O juiz atendeu ao pedido dos investigadores, que apontaram a necessidade de aumentar o bloqueio para cobrir os danos ao erário e, assim, evitar com que “o patrimônio já confiscado seja insuficiente para reparar de modo satisfatório a lesão causada pelas condutas delituosas”.

Tendão de Aquiles

Ricardo Leite cita a operação Tendão de Aquiles, em que a Polícia Federal apontou que os irmãos Joesley e Wesley continuaram a praticar crimes, “mesmo após terem sido beneficiados pelo acordo de colaboração premiada”.

O juiz entende que, como “o acordo de colaboração premiada de Joesley e Wesley, segundo noticia a mídia nacional, foi rescindido”, a investigação deve prosseguir.

A PGR (Procuradoria-Geral da República) rescindiu o acordo, mas o contrato ainda não foi invalidado pelo ministro Edson Fachin, do STF (Supremo Tribunal Federal). O prazo para a defesa se manifestar sobre esse pedido ainda não está encerrado. A defesa espera reverter o quadro.

“Não há dúvida então que diante dos inúmeros crimes confessados por Joesley, e em razão de ter seu acordo de colaboração rescindido, impõe-se a desconsideração da pessoa jurídica, já que foi expediente de fraude, conforme revelação feita pelo próprio colaborador”, escreveu o juiz.

O advogado Ticiano Figueiredo, que defende os irmãos Batista, donos da empresa JBS, disse que vai recorrer da decisão.
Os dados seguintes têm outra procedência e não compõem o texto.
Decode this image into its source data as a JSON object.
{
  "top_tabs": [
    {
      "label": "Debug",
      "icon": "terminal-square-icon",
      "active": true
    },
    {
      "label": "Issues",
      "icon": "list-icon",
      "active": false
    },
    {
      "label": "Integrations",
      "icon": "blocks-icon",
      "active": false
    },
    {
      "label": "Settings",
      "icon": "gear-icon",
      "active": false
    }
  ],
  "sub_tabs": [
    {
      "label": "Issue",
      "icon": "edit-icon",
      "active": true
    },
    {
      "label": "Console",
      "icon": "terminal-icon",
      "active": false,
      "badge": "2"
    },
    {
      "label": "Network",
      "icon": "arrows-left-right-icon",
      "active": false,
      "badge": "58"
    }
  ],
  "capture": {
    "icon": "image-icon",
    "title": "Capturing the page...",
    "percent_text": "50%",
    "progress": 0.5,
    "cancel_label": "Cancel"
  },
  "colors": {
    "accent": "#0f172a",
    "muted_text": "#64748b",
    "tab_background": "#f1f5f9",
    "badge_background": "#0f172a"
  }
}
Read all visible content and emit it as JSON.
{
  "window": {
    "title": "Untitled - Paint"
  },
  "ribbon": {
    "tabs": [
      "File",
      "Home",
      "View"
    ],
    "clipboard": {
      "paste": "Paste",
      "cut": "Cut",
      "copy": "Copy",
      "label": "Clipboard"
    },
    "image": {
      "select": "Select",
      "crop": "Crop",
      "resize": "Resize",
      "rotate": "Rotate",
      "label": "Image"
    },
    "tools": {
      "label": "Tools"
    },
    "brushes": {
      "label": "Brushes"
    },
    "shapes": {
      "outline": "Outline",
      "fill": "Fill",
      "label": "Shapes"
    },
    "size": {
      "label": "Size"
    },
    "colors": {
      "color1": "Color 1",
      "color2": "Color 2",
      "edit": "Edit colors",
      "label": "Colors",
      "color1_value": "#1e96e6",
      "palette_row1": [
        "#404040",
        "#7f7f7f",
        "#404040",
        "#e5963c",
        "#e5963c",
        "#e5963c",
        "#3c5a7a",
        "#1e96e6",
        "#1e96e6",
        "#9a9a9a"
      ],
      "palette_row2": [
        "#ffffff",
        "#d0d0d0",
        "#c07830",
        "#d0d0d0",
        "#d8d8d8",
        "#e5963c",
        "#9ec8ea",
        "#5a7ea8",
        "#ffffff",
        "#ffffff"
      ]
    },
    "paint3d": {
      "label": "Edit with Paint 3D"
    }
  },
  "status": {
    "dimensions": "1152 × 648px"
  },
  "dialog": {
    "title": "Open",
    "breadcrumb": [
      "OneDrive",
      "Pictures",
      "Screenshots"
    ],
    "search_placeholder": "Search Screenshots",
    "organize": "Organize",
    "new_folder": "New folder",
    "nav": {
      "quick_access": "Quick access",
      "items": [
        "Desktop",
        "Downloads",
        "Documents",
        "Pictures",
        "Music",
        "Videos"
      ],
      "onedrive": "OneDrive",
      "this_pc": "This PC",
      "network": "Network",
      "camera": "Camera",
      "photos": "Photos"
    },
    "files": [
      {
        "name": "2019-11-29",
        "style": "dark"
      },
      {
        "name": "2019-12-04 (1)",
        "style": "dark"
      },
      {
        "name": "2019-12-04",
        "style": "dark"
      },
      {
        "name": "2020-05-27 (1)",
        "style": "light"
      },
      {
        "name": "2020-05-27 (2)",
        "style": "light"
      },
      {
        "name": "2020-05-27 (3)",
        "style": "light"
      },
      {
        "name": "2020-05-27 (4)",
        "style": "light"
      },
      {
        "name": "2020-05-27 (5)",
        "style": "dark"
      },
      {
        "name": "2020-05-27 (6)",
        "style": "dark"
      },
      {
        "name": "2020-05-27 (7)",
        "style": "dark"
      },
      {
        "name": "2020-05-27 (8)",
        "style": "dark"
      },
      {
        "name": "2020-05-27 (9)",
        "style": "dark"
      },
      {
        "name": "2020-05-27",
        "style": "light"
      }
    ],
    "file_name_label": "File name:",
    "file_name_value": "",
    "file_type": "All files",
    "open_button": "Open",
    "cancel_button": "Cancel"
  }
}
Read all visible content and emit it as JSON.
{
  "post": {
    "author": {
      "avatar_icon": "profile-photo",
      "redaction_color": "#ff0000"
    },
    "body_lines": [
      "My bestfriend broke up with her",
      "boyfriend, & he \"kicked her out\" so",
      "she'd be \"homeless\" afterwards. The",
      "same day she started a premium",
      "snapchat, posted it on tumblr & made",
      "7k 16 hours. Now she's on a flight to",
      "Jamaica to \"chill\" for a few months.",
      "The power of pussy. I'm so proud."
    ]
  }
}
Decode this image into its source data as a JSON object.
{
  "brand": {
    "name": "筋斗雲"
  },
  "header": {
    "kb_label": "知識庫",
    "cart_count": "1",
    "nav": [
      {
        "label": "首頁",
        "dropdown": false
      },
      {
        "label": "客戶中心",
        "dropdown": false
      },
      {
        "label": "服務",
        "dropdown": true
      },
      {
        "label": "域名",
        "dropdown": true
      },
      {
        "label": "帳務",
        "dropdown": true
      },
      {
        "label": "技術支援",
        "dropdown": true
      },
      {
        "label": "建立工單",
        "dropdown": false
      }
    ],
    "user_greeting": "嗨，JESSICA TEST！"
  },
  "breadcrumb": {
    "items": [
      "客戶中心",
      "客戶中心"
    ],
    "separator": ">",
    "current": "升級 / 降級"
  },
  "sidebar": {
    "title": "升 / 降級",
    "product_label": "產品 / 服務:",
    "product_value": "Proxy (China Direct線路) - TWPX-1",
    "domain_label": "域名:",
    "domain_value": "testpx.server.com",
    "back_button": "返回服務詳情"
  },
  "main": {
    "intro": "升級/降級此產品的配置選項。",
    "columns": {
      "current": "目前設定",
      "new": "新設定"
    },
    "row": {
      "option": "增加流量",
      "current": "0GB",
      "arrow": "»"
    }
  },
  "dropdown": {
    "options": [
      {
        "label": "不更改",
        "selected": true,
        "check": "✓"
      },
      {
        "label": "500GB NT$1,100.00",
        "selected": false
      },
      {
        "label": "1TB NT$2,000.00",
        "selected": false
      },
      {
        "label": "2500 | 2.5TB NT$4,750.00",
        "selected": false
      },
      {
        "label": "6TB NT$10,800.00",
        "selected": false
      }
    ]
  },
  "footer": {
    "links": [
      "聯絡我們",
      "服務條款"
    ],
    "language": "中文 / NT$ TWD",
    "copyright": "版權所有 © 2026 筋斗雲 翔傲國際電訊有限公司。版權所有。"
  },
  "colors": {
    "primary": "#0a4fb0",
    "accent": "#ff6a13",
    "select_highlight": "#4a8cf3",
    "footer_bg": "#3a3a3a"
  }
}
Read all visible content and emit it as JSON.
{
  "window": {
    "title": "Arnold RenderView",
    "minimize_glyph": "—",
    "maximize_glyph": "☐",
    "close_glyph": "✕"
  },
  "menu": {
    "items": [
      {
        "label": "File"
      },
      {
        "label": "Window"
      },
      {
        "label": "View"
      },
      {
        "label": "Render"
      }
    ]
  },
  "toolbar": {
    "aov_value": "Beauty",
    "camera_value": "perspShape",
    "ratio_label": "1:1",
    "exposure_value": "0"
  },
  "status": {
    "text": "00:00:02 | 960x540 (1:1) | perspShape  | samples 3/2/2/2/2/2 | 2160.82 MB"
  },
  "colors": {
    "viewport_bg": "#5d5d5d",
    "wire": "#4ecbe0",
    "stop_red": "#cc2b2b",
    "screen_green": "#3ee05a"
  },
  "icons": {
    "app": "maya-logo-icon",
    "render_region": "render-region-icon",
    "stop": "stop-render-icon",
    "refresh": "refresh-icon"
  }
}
Segundo ele, há uma liminar anterior liberando os bens dos investigados e, portanto, o juiz não poderia ter concedido o novo bloqueio, “uma vez que a decisão de primeiro grau descumpre o que foi anteriormente decidido pelo desembargador”.

“Vamos pedir ainda que examinem o fato de uma decisão dessa ter sido tomada com base ‘em notícia da mídia nacional’, partindo da falsa premissa de que o acordo de colaboração estava rescindido”, disse o advogado Ticiano.